Application Security Consultant
国家/地区 : 中国
省份 : 上海
城市 : Shanghai
类别 : 审计-咨询-法律
合同类别 : 正式员工
工作性质 : 全职
We're looking for an Application Security Consultant for Greater China Converse and Nike, with primary focus on Converse. This role will be involved with building a world-class security technical advisory and thought-leadership organization providing exceptional and practical, technical and logistical direction to its internal customers; enabling business to move and innovate rapidly while minimizing risks to the Brand. The focus areas for this role are Security Architecture, Secure Development Lifecycle Management, Application Security (WWW and Mobile), Cloud Security, Risk and Compliance, and Business to Business Security within Business's Digital Business Units
The candidate needs to have strong Application Security knowledge, extremely strong written and verbal communication skills and an ability to communicate across all areas and levels of the business and to comprehend complex business initiatives, excellent analytical and problem solving skills, and be a motivated self-starter who is has a track record of taking ownership of information security challenges and driving them to resolution.

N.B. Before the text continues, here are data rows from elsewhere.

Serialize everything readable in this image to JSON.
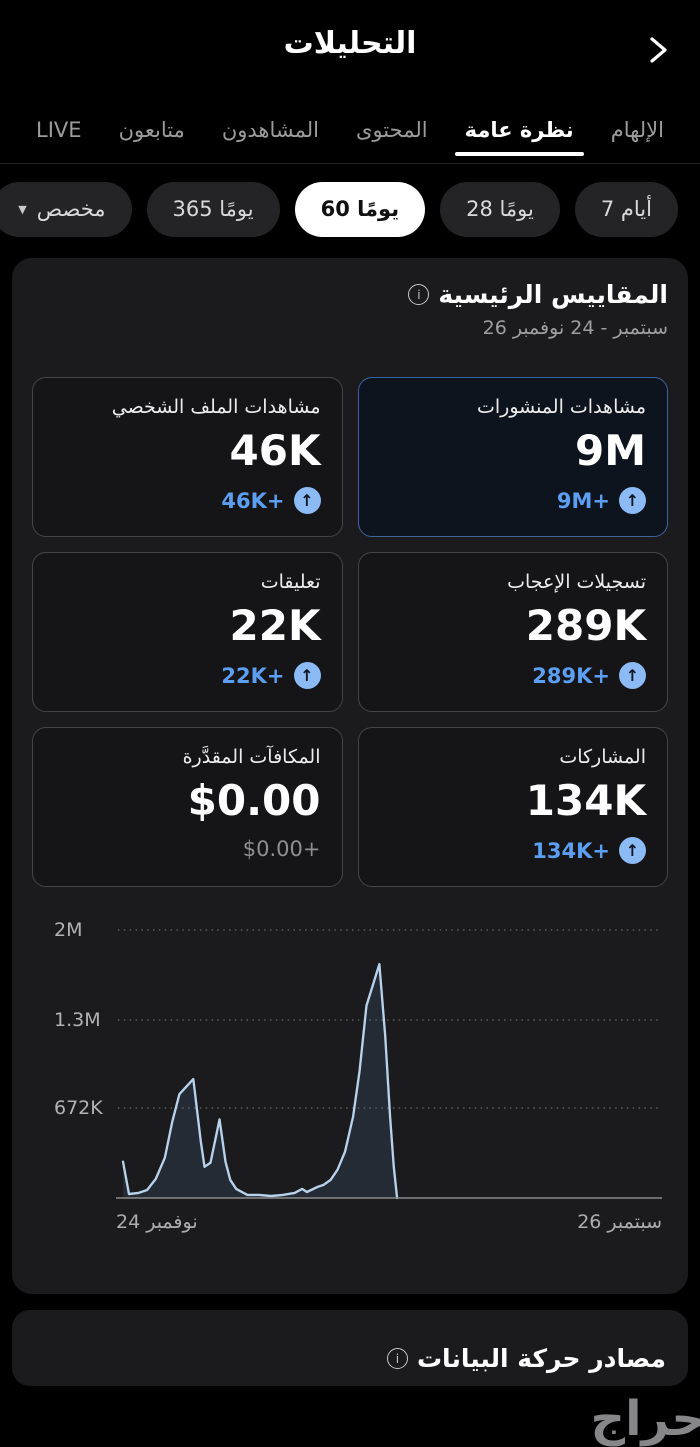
{
  "header": {
    "title": "التحليلات"
  },
  "tabs": [
    {
      "label": "الإلهام",
      "active": false
    },
    {
      "label": "نظرة عامة",
      "active": true
    },
    {
      "label": "المحتوى",
      "active": false
    },
    {
      "label": "المشاهدون",
      "active": false
    },
    {
      "label": "متابعون",
      "active": false
    },
    {
      "label": "LIVE",
      "active": false
    }
  ],
  "date_filters": [
    {
      "label": "7 أيام",
      "selected": false
    },
    {
      "label": "28 يومًا",
      "selected": false
    },
    {
      "label": "60 يومًا",
      "selected": true
    },
    {
      "label": "365 يومًا",
      "selected": false
    },
    {
      "label": "مخصص",
      "selected": false,
      "has_caret": true
    }
  ],
  "key_metrics": {
    "title": "المقاييس الرئيسية",
    "date_range": "26 سبتمبر - 24 نوفمبر",
    "cards": [
      {
        "label": "مشاهدات المنشورات",
        "value": "9M",
        "delta": "9M+",
        "selected": true,
        "delta_style": "positive"
      },
      {
        "label": "مشاهدات الملف الشخصي",
        "value": "46K",
        "delta": "46K+",
        "selected": false,
        "delta_style": "positive"
      },
      {
        "label": "تسجيلات الإعجاب",
        "value": "289K",
        "delta": "289K+",
        "selected": false,
        "delta_style": "positive"
      },
      {
        "label": "تعليقات",
        "value": "22K",
        "delta": "22K+",
        "selected": false,
        "delta_style": "positive"
      },
      {
        "label": "المشاركات",
        "value": "134K",
        "delta": "134K+",
        "selected": false,
        "delta_style": "positive"
      },
      {
        "label": "المكافآت المقدَّرة",
        "value": "$0.00",
        "delta": "$0.00+",
        "selected": false,
        "delta_style": "neutral"
      }
    ]
  },
  "chart_data": {
    "type": "area",
    "metric": "مشاهدات المنشورات",
    "y_ticks": [
      "2M",
      "1.3M",
      "672K"
    ],
    "y_tick_values_k": [
      2016,
      1344,
      672
    ],
    "y_axis_max_k": 2100,
    "x_left_label": "24 نوفمبر",
    "x_right_label": "26 سبتمبر",
    "x_direction": "rtl-time-axis (most recent date on left, line covers ~left half; flat/no data toward 26 Sep)",
    "grid": "dotted horizontal gridlines at each y tick",
    "points_note": "points are [fraction across plot from left 0-1, value in thousands]",
    "points": [
      [
        0.004,
        271
      ],
      [
        0.015,
        30
      ],
      [
        0.033,
        38
      ],
      [
        0.049,
        60
      ],
      [
        0.065,
        143
      ],
      [
        0.082,
        301
      ],
      [
        0.096,
        572
      ],
      [
        0.109,
        775
      ],
      [
        0.135,
        888
      ],
      [
        0.149,
        421
      ],
      [
        0.156,
        233
      ],
      [
        0.167,
        263
      ],
      [
        0.184,
        587
      ],
      [
        0.195,
        271
      ],
      [
        0.204,
        135
      ],
      [
        0.215,
        68
      ],
      [
        0.236,
        23
      ],
      [
        0.258,
        23
      ],
      [
        0.28,
        15
      ],
      [
        0.302,
        23
      ],
      [
        0.324,
        38
      ],
      [
        0.338,
        68
      ],
      [
        0.347,
        45
      ],
      [
        0.367,
        83
      ],
      [
        0.378,
        98
      ],
      [
        0.391,
        135
      ],
      [
        0.404,
        211
      ],
      [
        0.418,
        346
      ],
      [
        0.433,
        609
      ],
      [
        0.445,
        948
      ],
      [
        0.458,
        1437
      ],
      [
        0.482,
        1746
      ],
      [
        0.493,
        1211
      ],
      [
        0.502,
        609
      ],
      [
        0.509,
        233
      ],
      [
        0.515,
        0
      ]
    ]
  },
  "traffic_sources": {
    "title": "مصادر حركة البيانات"
  },
  "watermark": "حراج",
  "icons": {
    "back": "chevron-right-icon",
    "info": "info-circle-icon",
    "delta": "arrow-up-circle-icon",
    "custom_filter": "caret-down-icon"
  },
  "colors": {
    "page_bg": "#000000",
    "card_bg": "#1b1b1d",
    "tile_bg": "#151517",
    "tile_border": "#454547",
    "selected_tile_bg": "#0e141d",
    "selected_tile_border": "#3c639c",
    "accent_blue_text": "#5c9ef2",
    "delta_icon_bg": "#8cbaf5",
    "active_pill_bg": "#ffffff",
    "pill_bg": "#242427",
    "chart_line": "#b7d2ea",
    "inactive_tab": "#9c9c9c"
  }
}
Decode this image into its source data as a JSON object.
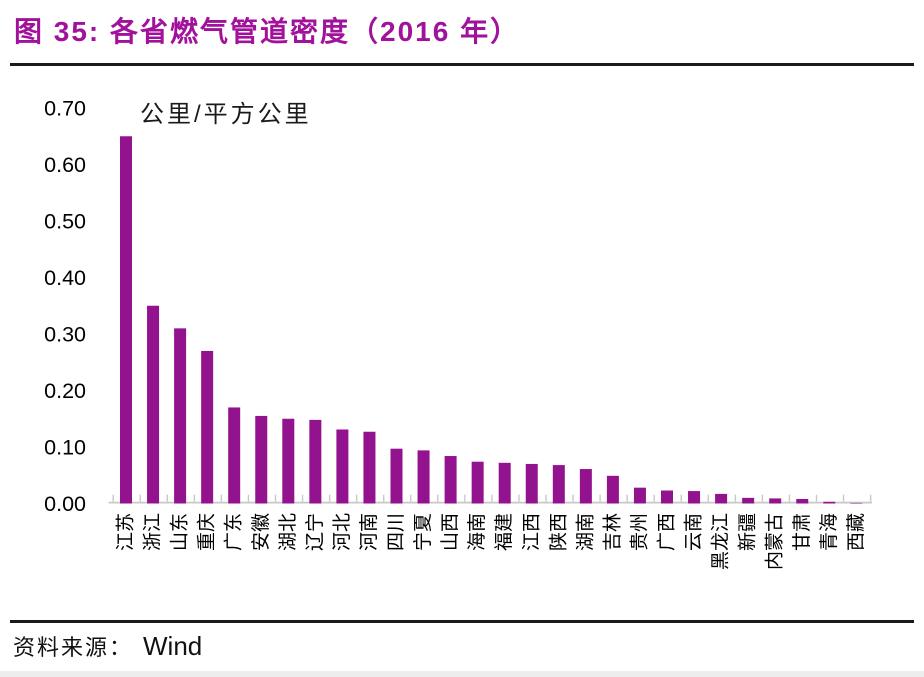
{
  "header": {
    "title": "图 35: 各省燃气管道密度（2016 年）"
  },
  "footer": {
    "source_label": "资料来源：",
    "source_value": "Wind"
  },
  "colors": {
    "title": "#A2119B",
    "bar": "#93128D",
    "rule": "#1A1A1A",
    "axis": "#C9C9C9",
    "text": "#000000"
  },
  "chart_data": {
    "type": "bar",
    "title": "图 35: 各省燃气管道密度（2016 年）",
    "unit_label": "公里/平方公里",
    "categories": [
      "江苏",
      "浙江",
      "山东",
      "重庆",
      "广东",
      "安徽",
      "湖北",
      "辽宁",
      "河北",
      "河南",
      "四川",
      "宁夏",
      "山西",
      "海南",
      "福建",
      "江西",
      "陕西",
      "湖南",
      "吉林",
      "贵州",
      "广西",
      "云南",
      "黑龙江",
      "新疆",
      "内蒙古",
      "甘肃",
      "青海",
      "西藏"
    ],
    "values": [
      0.65,
      0.35,
      0.31,
      0.27,
      0.17,
      0.155,
      0.15,
      0.148,
      0.131,
      0.127,
      0.097,
      0.094,
      0.084,
      0.074,
      0.072,
      0.07,
      0.068,
      0.061,
      0.049,
      0.028,
      0.023,
      0.022,
      0.017,
      0.01,
      0.009,
      0.008,
      0.003,
      0.001
    ],
    "xlabel": "",
    "ylabel": "",
    "ylim": [
      0,
      0.7
    ],
    "ytick_step": 0.1,
    "ytick_labels": [
      "0.00",
      "0.10",
      "0.20",
      "0.30",
      "0.40",
      "0.50",
      "0.60",
      "0.70"
    ],
    "grid": false,
    "legend": "none",
    "bar_color": "#93128D",
    "axis_color": "#C9C9C9",
    "text_color": "#000000",
    "x_labels_rotated_deg": -90
  }
}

The candidate also needs to have knowledge of industry best practice frameworks, such as ISO, NIST and CoBIT. You will regularly meet with business and technology teams across Converse and Nike to consult with them on their security and compliance requirements. You will work cross-functionally within the Corporate Information Security (CIS) teams and across Converse and Nike.
SECTION 2: WHAT WILL YOU WORK ON
If this is you, you'll be working with the Application Security Consulting, Converse and Nike Tech and other key stakeholders (such as Legal/Privacy) to perform these key tasks:
* is aligned appropriately with Nike Corporate Information Security when considering key priorities such as business requirements, industry threat landscape, and risk appetite of Converse and Nike, Inc.
* Work closely with Converse and Nike development teams from end-to-end in releasing secure and compliant infrastructure, applications and experiences at the speed of business.
* Partner with business and technology to provide expert security guidance into design and implementation of Converse and Nike capabilities.
* Consult with both technology and business teams to identify priorities and security capability requirements, and incorporate these requirements into the security strategy.
* Provide input to overall risk strategy for supported Converse and Nike Engineering teams.
* Define and implement risk mitigation roadmaps and for supported application teams.
* Define business and technology requirements to teams responsible for enterprise security solution development.
SECTION 3: WHO WILL YOU WORK WITH
This role will report to the regional Corporate Information Security (CIS) leadership and dotted line reporting to global CIS Converse leadership. The candidate shall also closely work with the regional business, technology, various governance and Legal and Privacy functions.
* Bachelor's degree in Computer Science or Business Information Management.
* Minimum 5 years experience in information security or information technology disciplines.
* Prior experience in developing applications is desired.
* Proven ability to pull a diverse group of individuals with different goals together and facilitate productive discussions driving towards results.
* Proven experience in identifying solutions for complex problems in enterprise environments.
* CISSP, CHH, OSCP, OSCE, GPEN, CPT certifications highly beneficial.